Other cognitive benefits are also on the table. Last year, researchers reported giving participants a gambling task in which not only did having a heart rate that responded more flexibly over the course of the game predict good decision-making, but also cardiac activity was linked with many aspects of cognitive performance. Those with greater activation of their parasympathetic system – responsible for slowing down a rapid heartbeat – were found to be more flexible thinkers, have stronger working memory scores and to be more effective planners.

“What we observed was striking,” says co-author Maria Casagrande at Sapienza University of Rome in Italy. “People whose hearts could adapt more efficiently also appeared to have a brain that adapted more efficiently. It shows cognition doesn’t just come from the brain – it’s more of a dynamic dialogue between brain and body. One way to think about it is that the heart and brain operate as part of a coordinated system.

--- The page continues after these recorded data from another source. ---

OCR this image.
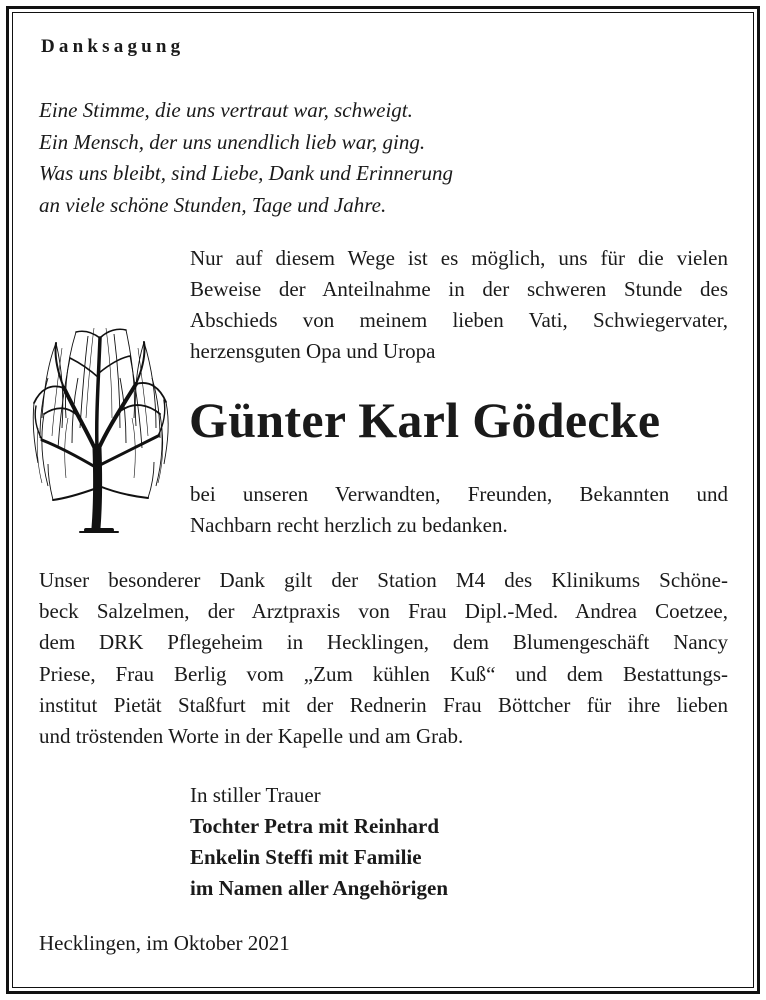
Danksagung
Eine Stimme, die uns vertraut war, schweigt.
Ein Mensch, der uns unendlich lieb war, ging.
Was uns bleibt, sind Liebe, Dank und Erinnerung
an viele schöne Stunden, Tage und Jahre.
Nur auf diesem Wege ist es möglich, uns für die vielen
Beweise der Anteilnahme in der schweren Stunde des
Abschieds von meinem lieben Vati, Schwiegervater,
herzensguten Opa und Uropa
Günter Karl Gödecke
bei unseren Verwandten, Freunden, Bekannten und
Nachbarn recht herzlich zu bedanken.
Unser besonderer Dank gilt der Station M4 des Klinikums Schöne-
beck Salzelmen, der Arztpraxis von Frau Dipl.-Med. Andrea Coetzee,
dem DRK Pflegeheim in Hecklingen, dem Blumengeschäft Nancy
Priese, Frau Berlig vom „Zum kühlen Kuß“ und dem Bestattungs-
institut Pietät Staßfurt mit der Rednerin Frau Böttcher für ihre lieben
und tröstenden Worte in der Kapelle und am Grab.
In stiller Trauer
Tochter Petra mit Reinhard
Enkelin Steffi mit Familie
im Namen aller Angehörigen
Hecklingen, im Oktober 2021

A flexible cardiovascular system may provide the physiological stability that allows the brain to remain responsive, focused and capable of adjusting behaviour when situations change.”

We can physically hack the axis, too, says Elkind. One study from last year used electrodes to stimulate the vagus nerve and showed that engaging the parasympathetic system in this way creates a calmer physiological state.

You can even try a low-tech version of the same mechanism at home: a breathing technique used in meditation called bhramari pranayama, or “humming bee breath”, produces a gentle buzzing sound during exhalation. “This simple humming activates the parasympathetic nervous system, which helps lower heart rate, increases heart rate variability and lowers stress,” says Garfinkel. With this system engaged, the body shifts into a restorative state that reduces inflammation and promotes physiological recovery.

Harnessing the power of these insights holds huge promise. “We’re moving into a new generation of science where we look at the whole system together,” says Garfinkel. Cardiologists and neurologists will have to start working together, says Viswanathan, as the heart and brain can no longer be considered in isolation. “We now understand that if you look after the heart, you look after the brain, and vice versa,” he says.

For centuries, we have asked whether to trust the heart or the head. Now, the better question is why we ever separated them in the first place.